O grito que ninguém escuta. Abordando conflitos intensos entre a mente e o corpo na perspectiva de uma jovem adolescente, o longa-metragem brasileiro Diário de Viagem começa sua jornada em meados da década de 90, na época de criação do plano real. O recorte aqui é na fase adolescente, no ensino médio, aos olhos de uma personagem em conflito, que não sabe o que gosta, o que quer, se sente perdida em seu pensar com o peso de não conseguir se relacionar, como se todos não a entendessem. O epicentro desses conflitos é em relação ao transtorno alimentar. Viver essa fase em total solidão. É duro, angustiante, a narrativa caminha nessa estrada de forma profunda. Escrito e dirigido pela cineasta Paula Kim, o filme é baseado na adolescência da própria diretora.

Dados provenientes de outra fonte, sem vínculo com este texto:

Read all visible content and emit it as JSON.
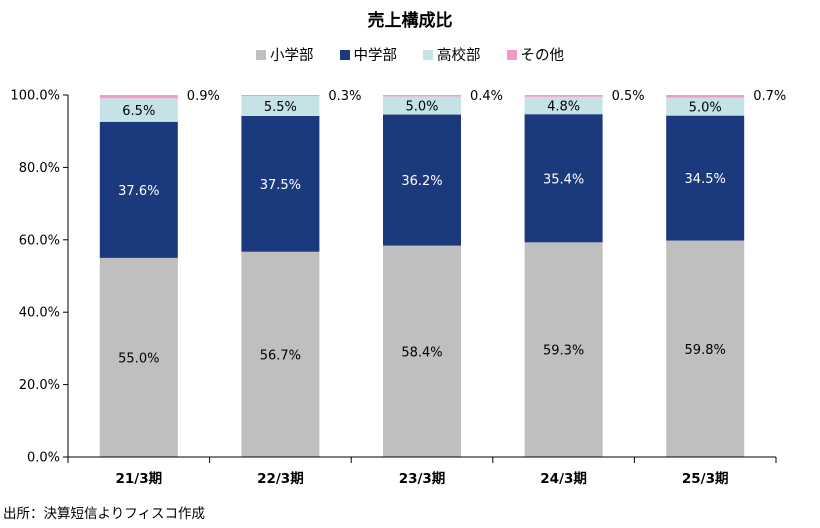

Na trama, conhecemos Liz (Manoela Aliperti), uma jovem, filha única, que gosta de Nirvana, Paralamas e está prestes a embarcar para uma oportunidade que poucos possuem, a
de um intercâmbio e conhecer culturalmente um novo país (no caso, a Irlanda),
além de estar em uma reta de oportunidades para trocas de experiências com
jovens de outros países e modos de pensar diferentes do dela. A protagonista
possui um transtorno alimentar, fato que a faz, desde algum tempo, caminhar
numa estrada de não aceitação do seu corpo. Quando ela retorna de viagem, a
situação parece piorar e a protagonista acaba numa profunda tristeza que abala
a si mesma e a todos ao seu redor.
A obra O Retrato de
Dorian Gray, mencionada logo nos minutos iniciais, já mostrava, como uma
espécie de abre-alas, que iríamos caminhar em uma história sobre a mente e os
paralelos com o corpo num corredor de medo e aflição tendo a busca pela
perfeição (no caso aqui: não engordar) sendo algo constante, intenso e muitas vezes
inconsequente. A protagonista não sabe o que gosta, o que quer, se sente
perdida em seu pensar com o peso de não conseguir se relacionar, como se todos
não a entendessem. Viver essa solidão é duro, angustiante. Os conflitos há
levam a estar rodeada de limitações, aos que se aproximam ela logo se afasta. Socializar
acaba sendo uma grande dificuldade para a jovem que se fecha em seu próprio
labirinto. Vale o destaque para a ótima atuação da atriz Manoela Aliperti.
As variáveis que cercam a protagonista acabam encontrando
seu espaço na narrativa de forma contundente. O maior exemplo são os pais dela,
que percebem que há algo de errado mas demoram pra agir, não sabendo na maior
parte do tempo lidar com aquela situação, caminhando para um iminente conflito.
Além disso, toda a situação abala a família, levando a mãe ao desespero e o pai
a momentos de explosão e descontrole (o alcoolismo se
mostra presente inclusive). Com o físico e o psicológico abalado, sua
desgastante rotina a coloca em momentos de mais tristezas na escola, onde o
bullying aparece.
Falado em português e inglês nos primeiros minutos (por
conta da viagem que a adolescente faz), Diário
de Viagem é um profundo drama, borbulha nas emoções dilacerantes de uma
jovem com um distúrbio alimentar que paralisa sua vida. O objetivo de
conscientizar para a anorexia nervosa, que afeta tantos na realidade, é
atingido, deixando o público em uma reta de reflexões sobre o assunto.